Professor Israel condivido pienamente questo commento e in genere la sua opinione su temi politici e sociali e in particolare sull'istruzione.
Ma dopo che in tutte le salse ci è stato ripetuto che bisogna trattare e trattare e ancora trattare (anche coi talebani perché la pace si fa con il nemico se non ricordo male) e alla fine si è trattato, è questo è il risultato, perché ci lamentiamo?

vanni ha detto...

Tempo fa Amadineiad ha tenuto presso la Columbia University una dotta conferenza dibattito: se ben ricordo, a più riprese gli studenti non hanno potuto trattenere fischi di calorosa commiserazione e scoppi di omerica ilarità, nonostante il premier iraniano non andasse a spasso simpaticamente camuffato per suscitare il buonumore.

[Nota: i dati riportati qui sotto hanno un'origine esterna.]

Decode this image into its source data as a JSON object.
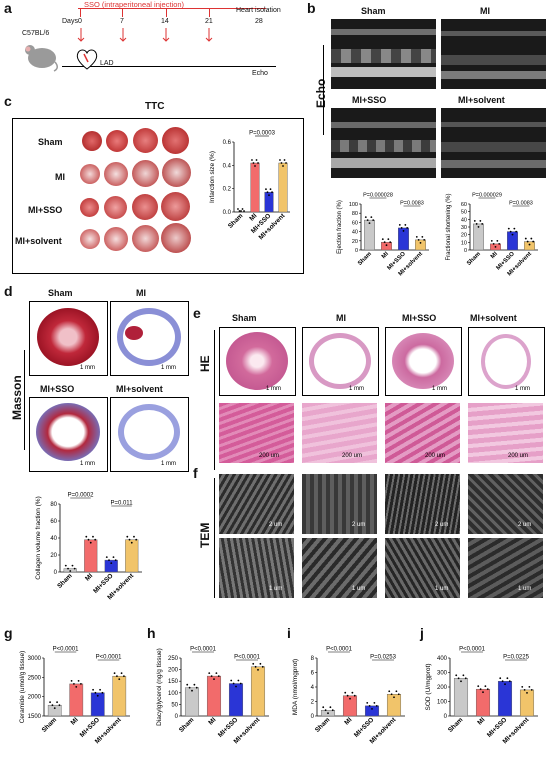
{
  "panels": {
    "a": {
      "label": "a",
      "mouse": "C57BL/6",
      "days_label": "Days",
      "treatment": "SSO (intraperitoneal injection)",
      "days": [
        "0",
        "7",
        "14",
        "21",
        "28"
      ],
      "heart_isolation": "Heart isolation",
      "lad": "LAD",
      "echo": "Echo"
    },
    "b": {
      "label": "b",
      "side_label": "Echo",
      "groups": [
        "Sham",
        "MI",
        "MI+SSO",
        "MI+solvent"
      ]
    },
    "c": {
      "label": "c",
      "title": "TTC",
      "rows": [
        "Sham",
        "MI",
        "MI+SSO",
        "MI+solvent"
      ]
    },
    "d": {
      "label": "d",
      "side_label": "Masson",
      "groups": [
        "Sham",
        "MI",
        "MI+SSO",
        "MI+solvent"
      ],
      "scale": "1 mm"
    },
    "e": {
      "label": "e",
      "side_label": "HE",
      "groups": [
        "Sham",
        "MI",
        "MI+SSO",
        "MI+solvent"
      ],
      "scale_top": "1 mm",
      "scale_bottom": "200 um"
    },
    "f": {
      "label": "f",
      "side_label": "TEM",
      "scale_top": "2 um",
      "scale_bottom": "1 um"
    },
    "g": {
      "label": "g"
    },
    "h": {
      "label": "h"
    },
    "i": {
      "label": "i"
    },
    "j": {
      "label": "j"
    }
  },
  "colors": {
    "sham": "#c9c9c9",
    "mi": "#f26b6b",
    "mi_sso": "#2a35d6",
    "mi_solvent": "#f1c46a"
  },
  "chart_data": [
    {
      "id": "infarction",
      "type": "bar",
      "categories": [
        "Sham",
        "MI",
        "MI+SSO",
        "MI+solvent"
      ],
      "values": [
        0,
        0.42,
        0.17,
        0.42
      ],
      "ylabel": "Infarction size (%)",
      "ylim": [
        0,
        0.6
      ],
      "yticks": [
        "0.0",
        "0.2",
        "0.4",
        "0.6"
      ],
      "annotations": [
        "P=0.0003"
      ]
    },
    {
      "id": "ef",
      "type": "bar",
      "categories": [
        "Sham",
        "MI",
        "MI+SSO",
        "MI+solvent"
      ],
      "values": [
        65,
        17,
        48,
        22
      ],
      "ylabel": "Ejection fraction (%)",
      "ylim": [
        0,
        100
      ],
      "yticks": [
        "0",
        "20",
        "40",
        "60",
        "80",
        "100"
      ],
      "annotations": [
        "P=0.000028",
        "P=0.0083"
      ]
    },
    {
      "id": "fs",
      "type": "bar",
      "categories": [
        "Sham",
        "MI",
        "MI+SSO",
        "MI+solvent"
      ],
      "values": [
        34,
        8,
        24,
        11
      ],
      "ylabel": "Fractional shortening (%)",
      "ylim": [
        0,
        60
      ],
      "yticks": [
        "0",
        "10",
        "20",
        "30",
        "40",
        "50",
        "60"
      ],
      "annotations": [
        "P=0.000029",
        "P=0.0083"
      ]
    },
    {
      "id": "collagen",
      "type": "bar",
      "categories": [
        "Sham",
        "MI",
        "MI+SSO",
        "MI+solvent"
      ],
      "values": [
        4,
        38,
        14,
        38
      ],
      "ylabel": "Collagen volume fraction (%)",
      "ylim": [
        0,
        80
      ],
      "yticks": [
        "0",
        "20",
        "40",
        "60",
        "80"
      ],
      "annotations": [
        "P=0.0002",
        "P=0.011"
      ]
    },
    {
      "id": "ceramide",
      "type": "bar",
      "categories": [
        "Sham",
        "MI",
        "MI+SSO",
        "MI+solvent"
      ],
      "values": [
        1780,
        2330,
        2100,
        2530
      ],
      "ylabel": "Ceramide (umol/g tissue)",
      "ylim": [
        1500,
        3000
      ],
      "yticks": [
        "1500",
        "2000",
        "2500",
        "3000"
      ],
      "annotations": [
        "P<0.0001",
        "P<0.0001"
      ]
    },
    {
      "id": "dag",
      "type": "bar",
      "categories": [
        "Sham",
        "MI",
        "MI+SSO",
        "MI+solvent"
      ],
      "values": [
        122,
        172,
        140,
        212
      ],
      "ylabel": "Diacylglycerol (ng/g tissue)",
      "ylim": [
        0,
        250
      ],
      "yticks": [
        "0",
        "50",
        "100",
        "150",
        "200",
        "250"
      ],
      "annotations": [
        "P<0.0001",
        "P<0.0001"
      ]
    },
    {
      "id": "mda",
      "type": "bar",
      "categories": [
        "Sham",
        "MI",
        "MI+SSO",
        "MI+solvent"
      ],
      "values": [
        0.8,
        2.8,
        1.4,
        3.0
      ],
      "ylabel": "MDA (nmol/mgprot)",
      "ylim": [
        0,
        8
      ],
      "yticks": [
        "0",
        "2",
        "4",
        "6",
        "8"
      ],
      "annotations": [
        "P<0.0001",
        "P=0.0253"
      ]
    },
    {
      "id": "sod",
      "type": "bar",
      "categories": [
        "Sham",
        "MI",
        "MI+SSO",
        "MI+solvent"
      ],
      "values": [
        260,
        185,
        240,
        180
      ],
      "ylabel": "SOD (U/mgprot)",
      "ylim": [
        0,
        400
      ],
      "yticks": [
        "0",
        "100",
        "200",
        "300",
        "400"
      ],
      "annotations": [
        "P<0.0001",
        "P=0.0225"
      ]
    }
  ]
}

Pretendere da una platea ciò che a fatica riescono a offrire le istituzioni è troppo, egualmente mi piacerebbe sapere se alla Sapienza studenti e studentesse - almeno loro - hanno partecipato a tratti con giovanile e baldo entusiasmo alla epifania di Gheddafi, o si sono mostrati - come da loro si pretende che siano - ben coscienti del bisogno che l'Italia ha dei giacimenti di gas (soprattutto gas esilarante ultimamente) della Libia.